Haystack 2.1.0

亮点

📊 新的评估器组件

Haystack 为基于模型的评估和统计评估引入了新组件：AnswerExactMatchEvaluator、ContextRelevanceEvaluator、DocumentMAPEvaluator、DocumentMRREvaluator、DocumentRecallEvaluator、FaithfulnessEvaluator、LLMEvaluator、SASEvaluator

以下是使用 DocumentMAPEvaluator 评估检索到的文档并计算平均精度得分的示例

from haystack import Document
from haystack.components.evaluators import DocumentMAPEvaluator

evaluator = DocumentMAPEvaluator()
result = evaluator.run(
    ground_truth_documents=[
        [Document(content="France")],
        [Document(content="9th century"), Document(content="9th")],
    ],
    retrieved_documents=[
        [Document(content="France")],
        [Document(content="9th century"), Document(content="10th century"), Document(content="9th")],
    ],
)

result["individual_scores"]
>> [1.0, 0.8333333333333333]
result["score"]
>> 0 .9166666666666666

要了解更多关于使用 Haystack 中可用的基于模型的和统计指标来评估 RAG 管道的信息，请查看教程：评估 RAG 管道。

🕸️ 支持稀疏嵌入

Haystack 为 SPLADE 等稀疏嵌入检索技术提供了强大的支持。以下是如何使用稀疏嵌入创建简单的检索管道

from haystack import Pipeline
from haystack_integrations.components.retrievers.qdrant import QdrantSparseEmbeddingRetriever
from haystack_integrations.components.embedders.fastembed import FastembedSparseTextEmbedder

sparse_text_embedder = FastembedSparseTextEmbedder(model="prithvida/Splade_PP_en_v1")
sparse_retriever = QdrantSparseEmbeddingRetriever(document_store=document_store)

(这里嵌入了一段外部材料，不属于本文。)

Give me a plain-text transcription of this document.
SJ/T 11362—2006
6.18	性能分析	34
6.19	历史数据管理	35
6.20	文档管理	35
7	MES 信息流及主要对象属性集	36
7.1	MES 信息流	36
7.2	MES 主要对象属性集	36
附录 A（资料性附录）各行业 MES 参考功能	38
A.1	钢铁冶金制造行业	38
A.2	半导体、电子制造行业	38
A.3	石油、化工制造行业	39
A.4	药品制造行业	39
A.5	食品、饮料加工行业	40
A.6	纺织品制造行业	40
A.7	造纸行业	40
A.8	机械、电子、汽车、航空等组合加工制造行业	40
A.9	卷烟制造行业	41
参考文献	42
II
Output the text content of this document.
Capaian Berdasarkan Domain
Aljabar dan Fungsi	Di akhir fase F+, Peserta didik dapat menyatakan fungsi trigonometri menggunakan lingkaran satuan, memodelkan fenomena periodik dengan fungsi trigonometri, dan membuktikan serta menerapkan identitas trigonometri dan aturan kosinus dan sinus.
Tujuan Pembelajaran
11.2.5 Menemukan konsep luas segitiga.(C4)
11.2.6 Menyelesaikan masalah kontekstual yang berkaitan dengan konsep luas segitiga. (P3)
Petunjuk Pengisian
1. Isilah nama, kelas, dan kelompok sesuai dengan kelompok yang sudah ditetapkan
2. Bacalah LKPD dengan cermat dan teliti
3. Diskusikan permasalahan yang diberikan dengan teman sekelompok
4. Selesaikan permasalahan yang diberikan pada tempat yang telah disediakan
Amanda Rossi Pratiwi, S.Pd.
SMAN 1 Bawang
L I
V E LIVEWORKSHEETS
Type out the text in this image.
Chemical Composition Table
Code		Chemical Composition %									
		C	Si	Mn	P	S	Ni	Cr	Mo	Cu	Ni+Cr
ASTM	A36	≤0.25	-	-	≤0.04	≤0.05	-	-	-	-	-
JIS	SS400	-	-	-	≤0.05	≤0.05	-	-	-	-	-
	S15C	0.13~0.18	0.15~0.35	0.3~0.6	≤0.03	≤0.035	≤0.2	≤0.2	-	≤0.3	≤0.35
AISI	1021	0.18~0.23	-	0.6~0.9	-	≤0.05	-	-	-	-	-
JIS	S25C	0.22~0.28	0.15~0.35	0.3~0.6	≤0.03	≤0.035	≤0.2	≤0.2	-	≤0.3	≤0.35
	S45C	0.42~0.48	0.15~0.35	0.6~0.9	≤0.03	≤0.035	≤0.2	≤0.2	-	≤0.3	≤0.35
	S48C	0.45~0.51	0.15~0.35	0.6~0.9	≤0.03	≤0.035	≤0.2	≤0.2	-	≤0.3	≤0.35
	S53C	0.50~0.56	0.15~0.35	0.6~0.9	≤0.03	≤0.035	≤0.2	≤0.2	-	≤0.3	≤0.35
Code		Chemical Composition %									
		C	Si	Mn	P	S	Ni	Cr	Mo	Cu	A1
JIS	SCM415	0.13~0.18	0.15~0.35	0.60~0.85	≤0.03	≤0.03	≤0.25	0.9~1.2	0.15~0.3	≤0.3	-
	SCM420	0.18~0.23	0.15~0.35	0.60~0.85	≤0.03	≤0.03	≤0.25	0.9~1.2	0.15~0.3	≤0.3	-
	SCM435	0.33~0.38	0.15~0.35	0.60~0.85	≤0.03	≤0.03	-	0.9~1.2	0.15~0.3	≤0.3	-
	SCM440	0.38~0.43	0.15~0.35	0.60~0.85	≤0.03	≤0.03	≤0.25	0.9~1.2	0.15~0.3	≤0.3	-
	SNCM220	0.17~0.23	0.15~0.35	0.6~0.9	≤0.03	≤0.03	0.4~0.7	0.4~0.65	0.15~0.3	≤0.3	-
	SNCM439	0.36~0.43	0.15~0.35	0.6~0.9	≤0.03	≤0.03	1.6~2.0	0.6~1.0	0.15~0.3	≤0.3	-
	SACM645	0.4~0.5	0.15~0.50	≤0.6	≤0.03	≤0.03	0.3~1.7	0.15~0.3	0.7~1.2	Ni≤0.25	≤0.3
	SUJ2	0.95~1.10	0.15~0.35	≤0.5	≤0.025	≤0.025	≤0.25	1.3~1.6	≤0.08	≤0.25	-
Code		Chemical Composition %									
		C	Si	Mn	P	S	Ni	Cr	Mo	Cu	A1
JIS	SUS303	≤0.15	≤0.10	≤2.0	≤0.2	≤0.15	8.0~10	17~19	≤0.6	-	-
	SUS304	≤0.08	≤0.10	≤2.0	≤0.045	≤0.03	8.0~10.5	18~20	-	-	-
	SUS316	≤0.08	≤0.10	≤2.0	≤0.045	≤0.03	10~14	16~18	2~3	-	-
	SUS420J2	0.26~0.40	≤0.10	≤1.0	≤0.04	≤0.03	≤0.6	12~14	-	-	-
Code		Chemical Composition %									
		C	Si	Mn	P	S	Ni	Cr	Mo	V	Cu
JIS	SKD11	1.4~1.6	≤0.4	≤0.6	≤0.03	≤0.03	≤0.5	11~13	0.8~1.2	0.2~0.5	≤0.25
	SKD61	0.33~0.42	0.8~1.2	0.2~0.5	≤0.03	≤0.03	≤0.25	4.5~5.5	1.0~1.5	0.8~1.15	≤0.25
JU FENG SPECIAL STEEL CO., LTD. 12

query_pipeline = Pipeline()
query_pipeline.add_component("sparse_text_embedder", sparse_text_embedder)
query_pipeline.add_component("sparse_retriever", sparse_retriever)

query_pipeline.connect("sparse_text_embedder.sparse_embedding", "sparse_retriever.query_sparse_embedding")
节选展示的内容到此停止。